The Celestial Spectacle of the Upcoming Total Solar Eclipse

two  young women viewing an eclipse through glasses

Written by Susan Helmick, Graduate Assistant to the Graduate College

Get ready, Bearcats! On April 8, 2024, Ohioans will have a rare opportunity to witness a celestial event not experienced in more than two centuries. Within a 124-mile radius, we'll be treated to a total solar eclipse—a rare event where the moon slides in front of the sun, briefly dimming our daylight. While not everywhere will see the full blackout, most of Cincinnati will still get a peek at a partial eclipse. 

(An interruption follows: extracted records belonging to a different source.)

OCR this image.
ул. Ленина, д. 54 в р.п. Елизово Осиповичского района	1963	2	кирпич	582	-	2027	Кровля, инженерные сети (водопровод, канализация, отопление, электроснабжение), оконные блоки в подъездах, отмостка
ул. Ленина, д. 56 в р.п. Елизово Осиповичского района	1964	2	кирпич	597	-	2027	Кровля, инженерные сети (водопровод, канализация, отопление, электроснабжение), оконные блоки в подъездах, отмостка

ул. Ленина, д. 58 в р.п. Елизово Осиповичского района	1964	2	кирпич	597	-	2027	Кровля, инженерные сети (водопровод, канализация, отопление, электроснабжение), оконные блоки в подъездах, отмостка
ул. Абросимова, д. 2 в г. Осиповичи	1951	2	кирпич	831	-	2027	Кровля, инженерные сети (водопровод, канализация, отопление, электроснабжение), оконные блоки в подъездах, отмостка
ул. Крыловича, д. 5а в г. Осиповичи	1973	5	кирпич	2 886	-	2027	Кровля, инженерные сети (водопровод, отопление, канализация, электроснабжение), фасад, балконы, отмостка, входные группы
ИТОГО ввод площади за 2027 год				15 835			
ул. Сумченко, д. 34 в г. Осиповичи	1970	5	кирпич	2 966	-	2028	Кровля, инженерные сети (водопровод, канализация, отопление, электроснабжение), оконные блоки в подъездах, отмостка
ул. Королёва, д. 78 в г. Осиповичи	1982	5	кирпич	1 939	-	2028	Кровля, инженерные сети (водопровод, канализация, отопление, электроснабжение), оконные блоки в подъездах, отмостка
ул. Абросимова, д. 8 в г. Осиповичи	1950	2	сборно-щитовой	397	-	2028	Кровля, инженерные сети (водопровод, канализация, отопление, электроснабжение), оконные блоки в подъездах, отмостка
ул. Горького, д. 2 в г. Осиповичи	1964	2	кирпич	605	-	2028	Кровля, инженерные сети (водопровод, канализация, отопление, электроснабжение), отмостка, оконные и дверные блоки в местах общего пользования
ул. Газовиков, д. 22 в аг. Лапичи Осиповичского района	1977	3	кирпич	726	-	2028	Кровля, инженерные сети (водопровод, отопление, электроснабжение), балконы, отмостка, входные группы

The Mythology and History of Total Solar Eclipses 

Eclipses hold a multitude of rich myths and history. Ancient cultures saw them as omens or cosmic battles. For example, the Aztecs and Mayans believed eclipses signaled upheaval, while Norse mythology spoke of a wolf swallowing the sun and Chinese folklore depicted a dragon devouring it. Even in modern times, the eclipse of August 21, 1914, coincided with the start of World War I, highlighting enduring superstitions. 

Solar eclipses have also been pivotal in shaping our scientific understanding. In 1633, Galileo Galilei's support for the heliocentric model was challenged during an eclipse. Similarly, the eclipse of May 29, 1919, allowed testing of Albert Einstein's theory of general relativity, confirming his predictions and revolutionizing our view of the universe. 

Staying Safe While Watching the Eclipse 

As cool as it is to see, staring at the sun—even during a partial eclipse—is a no-go. Even during a partial eclipse, direct exposure to the sun can cause irreversible eye damage. Ensure you have appropriate eye protection, such as eclipse glasses or a solar viewer and check out trusted sources like the American Astronomical Society for approved vendors. The Graduate College will also be giving away a limited number of eclipse glasses (plus cookies and free Grad College swag) on Monday, April 8th during Grad Student Appreciation Week kickoff at TUC Plaza from 10:30 to 11:30 a.m. and at CARE/Crawley Atrium from 12:30 to 1:30 p.m. If you're feeling crafty, you can make a pinhole projector or watch the shadows under trees to catch the eclipse safely. 

Eclipse Activities in Cincinnati 

Cincinnati's gearing up for the big day with some cool events. Here’s just a few to check out: 

  • Cincinnati Observatory Solar Eclipse Celebration: Swing by for a fun and safe viewing party with solar exhibits, talks, face painting, and food trucks. 

  • The Cincinnati Museum Center: Immerse yourself in educational exhibits and interactive activities, with special events like songs and stories and complimentary eclipse glasses. 

  • Miami Whitewater Forest Viewing Event: Explore educational stations, catch glimpses of local wildlife, and engage in citizen science at the Miami Whitewater Forest, the only Great Park in the path of totality.  

  • Cincinnati Astronomical Society: Delve deeper into the science of eclipses with comprehensive guides and educational events. 

  • YMCA: Attendees can enjoy solar eclipse parties at YMCA's Anderson, Burlington, and Colerain locations, along with a 0% join fee on April 8th. 

Looking for more? Here's a comprehensive list of events in Ohio and neighboring areas. 

Whether you're a seasoned astronomer or a curious observer, the upcoming eclipse offers an excellent opportunity for both enthusiasts and casual observers to come together and appreciate the wonders of the cosmos. But make sure to follow any guidelines or recommendations provided by event organizers to ensure a safe and enjoyable experience. Mark your calendars, gather your viewing gear, and get ready for an unforgettable cosmic experience.